During the 17th and 18th Centuries, the British Navy was engaged in nearly constant battles with the Dutch and French Navies for maritime supremacy in the seas around Britain. From the mid 18th century, it was the world’s most powerful navy – a position it held until it was surpassed in size by the United States Navy during the Second World War. The Royal Navy played a key part in establishing the British Empire as the unmatched world power during the 19th and first part of the 20th centuries. Due to its historical prominence, it is common for it to be referred to as ‘The Royal Navy’ – without specifically mentioning the country of Britain, even by commentators and military personnel from other countries.
Following World War I, the Royal Navy was significantly reduced in size in part due to losses suffered during the Great War.
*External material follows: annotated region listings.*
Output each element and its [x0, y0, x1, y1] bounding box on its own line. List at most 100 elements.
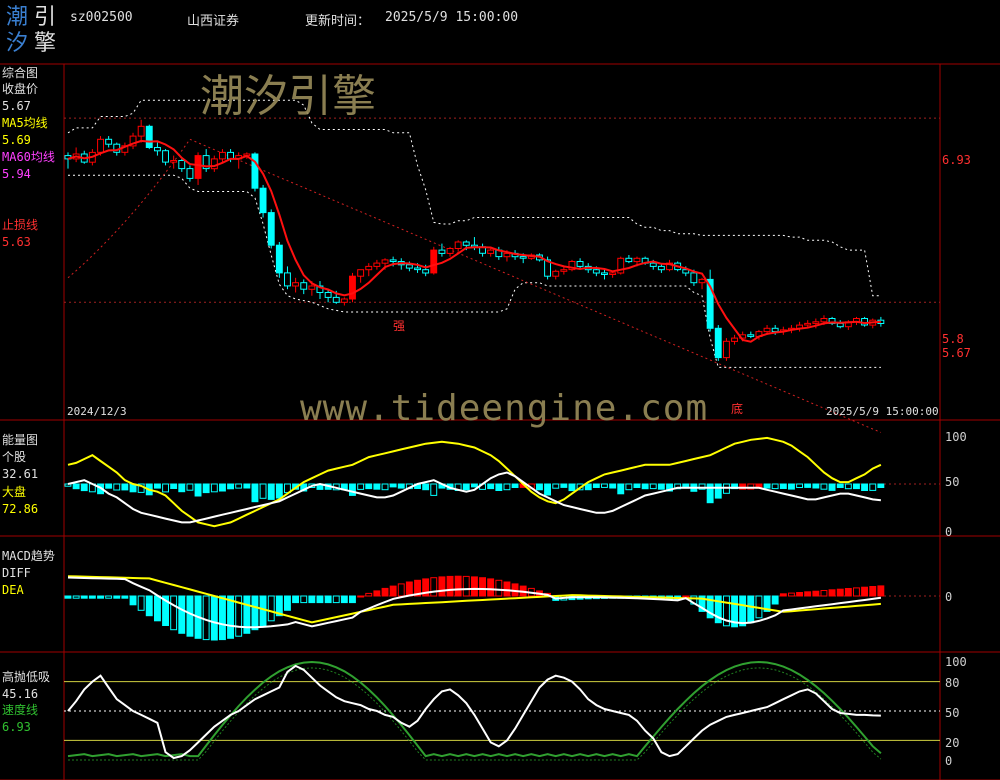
volume-bar	[617, 483, 625, 495]
volume-bar	[373, 483, 381, 490]
macd-bar	[72, 595, 80, 599]
volume-bar	[771, 483, 779, 490]
volume-bar	[365, 483, 373, 490]
volume-bar	[714, 483, 722, 499]
candle	[714, 327, 722, 359]
volume-bar	[243, 483, 251, 489]
stock-label: 个股	[2, 450, 27, 464]
volume-bar	[259, 483, 267, 499]
candle	[430, 249, 438, 274]
macd-bar	[804, 591, 812, 597]
volume-bar	[625, 483, 633, 491]
volume-bar	[430, 483, 438, 496]
macd-bar	[121, 595, 129, 599]
macd-bar	[796, 592, 803, 597]
macd-bar	[471, 576, 478, 597]
date-start: 2024/12/3	[67, 405, 127, 418]
macd-bar	[332, 595, 340, 604]
macd-bar	[154, 595, 161, 622]
macd-bar	[853, 587, 860, 597]
macd-bar	[105, 595, 113, 599]
candle	[625, 257, 633, 263]
macd-bar	[788, 592, 795, 597]
candle	[552, 270, 560, 277]
volume-bar	[178, 483, 186, 493]
candle	[267, 212, 275, 246]
speed-value: 6.93	[2, 720, 31, 734]
macd-bar	[430, 577, 438, 597]
candle	[105, 138, 113, 145]
volume-bar	[113, 483, 121, 491]
candle	[332, 296, 340, 303]
candle	[454, 241, 462, 249]
candle	[487, 249, 495, 254]
volume-bar	[210, 483, 218, 493]
volume-bar	[649, 483, 657, 490]
candle	[349, 275, 356, 300]
volume-bar	[804, 483, 812, 488]
candle	[300, 282, 308, 290]
macd-bar	[479, 577, 487, 597]
candle	[284, 272, 291, 287]
volume-bar	[357, 483, 365, 490]
macd-bar	[97, 595, 104, 599]
candle	[462, 241, 470, 246]
macd-bar	[820, 590, 828, 597]
volume-bar	[105, 483, 113, 489]
vol-tick-50: 50	[945, 475, 960, 489]
macd-bar	[145, 595, 153, 617]
macd-bar	[844, 588, 852, 597]
volume-bar	[462, 483, 470, 491]
macd-bar	[389, 585, 397, 597]
osc-tick-20: 20	[945, 736, 960, 750]
volume-bar	[536, 483, 543, 491]
speed-label: 速度线	[2, 703, 39, 717]
macd-bar	[80, 595, 88, 599]
update-label: 更新时间：	[305, 14, 371, 29]
candle	[763, 327, 771, 333]
candle	[219, 151, 226, 160]
volume-bar	[349, 483, 356, 496]
vol-tick-0: 0	[945, 525, 953, 539]
candle	[804, 322, 812, 326]
macd-bar	[308, 595, 316, 604]
volume-bar	[389, 483, 397, 488]
macd-bar	[357, 595, 365, 598]
macd-bar	[771, 595, 779, 605]
candle	[633, 257, 641, 263]
candle	[601, 272, 608, 275]
candle	[275, 244, 283, 274]
macd-panel-title: MACD趋势	[2, 549, 55, 563]
macd-bar	[869, 586, 877, 597]
macd-bar	[365, 592, 373, 597]
macd-bar	[178, 595, 186, 634]
macd-bar	[503, 581, 511, 597]
date-end: 2025/5/9 15:00:00	[826, 405, 939, 418]
logo-char: 汐	[6, 31, 29, 56]
macd-bar	[300, 595, 308, 604]
candle	[405, 264, 413, 269]
macd-bar	[210, 595, 218, 641]
macd-bar	[487, 578, 495, 597]
candle	[381, 259, 389, 264]
market-line	[67, 436, 882, 528]
candle	[324, 292, 332, 298]
macd-bar	[340, 595, 348, 604]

However, even at the beginning of World War II it was still the world’s largest Navy by quite some distance. By the end of the war, however, the United States Navy had emerged as the world’s largest maritime superpower.
It was during the Cold War, that the Royal Navy transformed into a primarily anti-submarine force, hunting for Soviet submarines and mostly active in the GIUK gap. This of course changed following the collapse of the Soviet Union, although the Royal Navy does still retain an active submarine corps. In peacetime, its focus has returned to expeditionary operations around the world and it remains to this day one of the world’s foremost blue-water navies.
However, 21st century reductions in naval spending, in particular under the current Conservative Government – in real terms, the Navy has suffered over £9bn of budget costs during the Conservatives term in power; and these have led to both a personnel shortage and a reduction in the number of warships.
The Royal Navy maintains a massive fleet of technologically sophisticated ships and submarines, including: two aircraft carriers, two amphibious transport docks, four ballistic missile submarines (which maintain the UK’s nuclear deterrent as part of its NATO membership), six nuclear fleet submarines, six guided missile destroyers, 13 frigates, 13 mine-countermeasure vessels and 23 patrol vessels.
Whilst not of the size it once was, this is still an impressively large military force however, it is now widely considered to be only the 5th largest in the world. At present, in terms of maritime power and superiority, the United States of America is still top, followed by (in order): China, Russia, Japan, The United Kingdom, France, India, South Korea, Italy and Taiwan.
This is reflective of the rise of China, Russia and Japan as economic superpowers – they have grown their military capabilities as their economy has grown; rather than shrinking as has been the case here in Britain.